Die Populisten-Herrscher, so scheint es, haben am Ende eines Wahlzyklus viel von ihrem Kapital verzehrt. Der Brexit und Donald Trumps Aufstieg im Jahr 2016 führten die Mutterländer des demokratischen Liberalismus in eine historisch einmalige Krise. Nun, nach vier Jahren, scheint der Spuk zu verfliegen. Joe Biden wird Präsident. Und Johnson wird sich nach dem am Donnerstag im letzten Moment geschlossenen Deal mit der EU der Handelslogik unterwerfen, die selbst weniger demokratische Systeme akzeptieren, wenn sie in einer verflochtenen Welt mit anderen klarkommen wollen. Vermutlich wird in den kommenden Wochen sein Nimbus als Premier verfliegen, und die Tory-Meute wird sich gegen ihn wenden.
Netanjahu war im Club der zeitgenössischen Populisten ein Trendsetzer. Seine Mixtur aus Nationalismus, Chauvinismus und Elitenverachtung wurde gerne kopiert. Nicht ganz zufällig fühlten sich Trump, Narendra Modi, Viktor Orbán oder ein Matteo Salvini recht wohl in seiner Begleitung.
Populisten leben auf Kosten der demokratischen Idee
Die meisten Populisten-Karrieren zeigen aber auch: Wenn die Herrscher nicht am System schrauben, wenn sie nicht die demokratischen Normen brechen und die Spielregeln der Verfassung außer Kraft setzen (wie es Orbán tut), dann nutzt sich ihr Machtsystem ab. Demokratien sind nun mal auf Ausgleich und Kompromiss angelegt, auf die Einsicht, dass Macht nur auf Zeit verliehen ist und die Opposition mit fairen Methoden Zugriff auf den Kuchen bekommen kann.
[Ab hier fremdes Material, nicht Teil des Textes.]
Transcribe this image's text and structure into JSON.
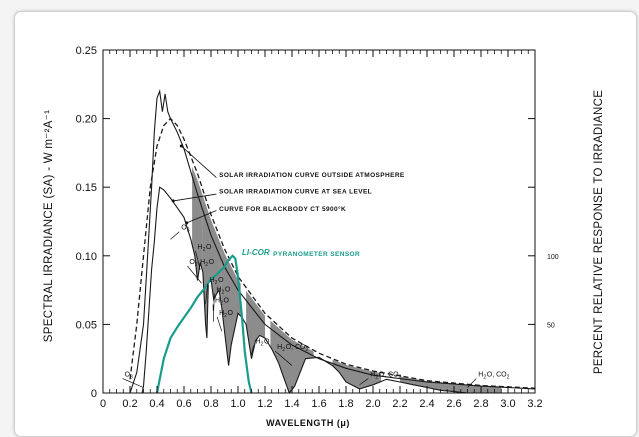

Populisten leben indes von der Spaltung, sie brennen nicht für die demokratische Idee, sondern leben auf deren Kosten. Trump verstärkte die Zwietracht im Land in ungeahnter Weise. Netanjahu war ein Meister der politischen Spaltung und liebte die Rolle des Teilchenbeschleunigers im Parteiensystem. Johnson lebte von der Fiktion der Isolation, der Autonomie. Sie endet nun vor leeren Supermarktregalen.
Aber Vorsicht: Selbst wenn sich der Populismus in einer funktionierenden Demokratie selbst zerstört, wird die Demokratie dadurch nicht automatisch stärker. Der britische Historiker Timothy Garton Ash wies gerade darauf hin, dass es zum ersten Mal in diesem Jahrhundert unter den Staaten der Erde mit mehr als einer Million Bürgern weniger Demokratien als nicht-demokratische Regime gebe.
Die populistische Versuchung gibt es, seitdem der Mensch schreiben und reden kann. Populisten werden weiter mit simpler Logik und goldenen Verheißungen um Gefolgschaft buhlen. Die Welle der Zustimmung trägt nun mal so angenehm - bis sie bricht.